Hmm, very interesting software proposed here that I did not know of (tried neo4j). Can you guys tell in a few sentences what differentiate your products? For example, GRAKN.AI is marketing as best for AI purposes but could not figure why it was exactly better than other graph DBs. DGraph says it is fast, is that only differentiator? Etc..
Hi, sorry we didn't manage to clearly capture this question on our site. Grakn is not "just a graph database". Here are 4 key points on how Grakn is different from other databases (especially neo4j):
1. Operates as a database for both OLTP (traditional query transactions) and OLAP (distributed graph analytics as a language)
2. Has an ontology as a flexible object model (i.e. schema) with types, subtypes, rules and instances
3. Guarantees logical integrity of data with regards to the ontology (i.e. schema constraint, but on a much more expressive data model)

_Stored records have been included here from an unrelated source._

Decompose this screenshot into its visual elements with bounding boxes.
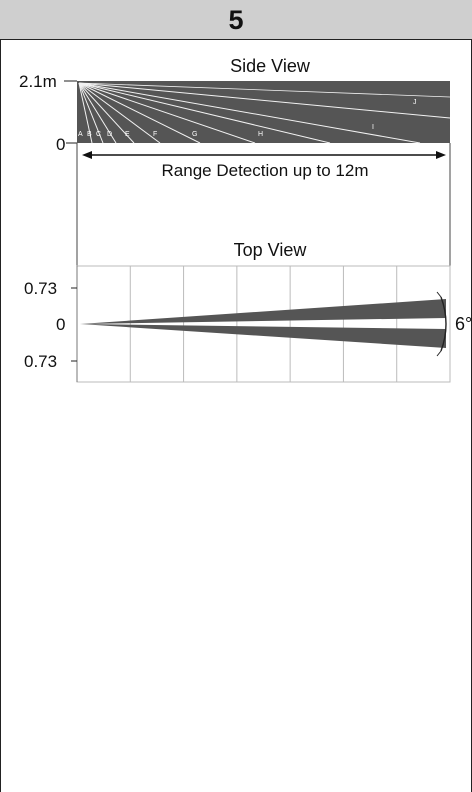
top-view-grid (77, 266, 450, 382)
grid-outline (77, 266, 450, 382)
zone-letter: A (78, 131, 83, 138)
zone-letter: J (413, 99, 417, 106)
zone-letter: D (107, 131, 112, 138)
zone-letter: G (192, 131, 197, 138)
lower-beam (80, 324, 446, 348)
range-arrow-right-head (436, 151, 446, 159)
zone-letter: C (96, 131, 101, 138)
zone-letter: H (258, 131, 263, 138)
zone-letter: F (153, 131, 157, 138)
zone-letter: I (372, 124, 374, 131)
zone-letter: B (87, 131, 92, 138)
angle-arc-top-tick (437, 292, 441, 297)
upper-beam (80, 299, 446, 324)
zone-letter: E (125, 131, 130, 138)
range-arrow-left-head (82, 151, 92, 159)
angle-arc-bottom-tick (437, 351, 441, 356)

4. Reasoning query language, to retrieve explicitly stored data and implicitly derived information (i.e. infers types, relations, context, and hierarchies of rules, in real time OLTP).
GRAKN.AI has the logical integrity of SQL, which NoSQL and Graph databases lack. It has the data relationships like Graph databases, which SQL and NoSQL do not have. And it scales horizontally like NoSQL, which SQL and Neo4j could not do.
Is it free and will it always be free? I am asking because you are a registered company and need to make money somehow (support or?). Would not commit to something that will ask a lot of money after 2 years. Looks promising, good luck :)
The technology has an opensource version and enterprise version. Let me explain..
GRAKN.AI is made of 2 core components:
1. Grakn: the storage (i.e. knowledge base) where you store data
2. Graql: the language to retrieve the data
Both Grakn and Graql is opensource and will always be opensource, forever. Just like MySQL, Hadoop, Spark, etc.
GRAKN.AI Enterprise is a commercial distribution (which will be released in 3 months), which comes with:
1. Cluster manageent: monitoring and provisioning
2. Security: authenticaion and custom user access right (granular separation of access for users based on different portions of the data model)
3. Natural Language search: both fuzzy string matching and NLP search
4. Knowledge IDE: and IDE for UI-driven knowledge modeling, and IDE to develop the model, and all kinds of modeling and analysis tool to help you manage your knowledge base.
All 4 features above are not available in the opensource distribution. To get them, you need to purchase GRAKN.AI Enterprise. The user can decide to purchase them when they need them.
I hope that helps? Let me know if that makes sense. :)
How would you compare your product with https://www.blazegraph.com/, which has similar feature set, but is much longer on market, and has wider adaptation(e.g. powers wikidata)?
Blazegraph at the core, is a property graph which persists into an RDF format. A property graph is a simple graph structure made up of vertices and edges. It does not inherently encapsulate any domain or knowledge.
Grakn sits a layer above this in that is a knowledge graph. You can think of a knowledge graph as a property graph consolidated by an ontology or schema which enables it to encapsulate domain specific information in a structured manner. This in turn enables more advance features such as the automatic resolution of data based on pre defined rules.
You could indeed build a knowledge graph using Blazegraph (or any other property graph) but you would have to go through all the pains of coming up with an integrated and flexible schema as well as a resolution mechanism. Grakn comes with these things out of the box.
So Grakn is not competing with Blazegraph but rather builds on the core principals used by Blazegraph, TitanDB, JanusGraph, and other property graph systems. It builds on it to provide a structured yet flexible graph as well as a built in resolution system.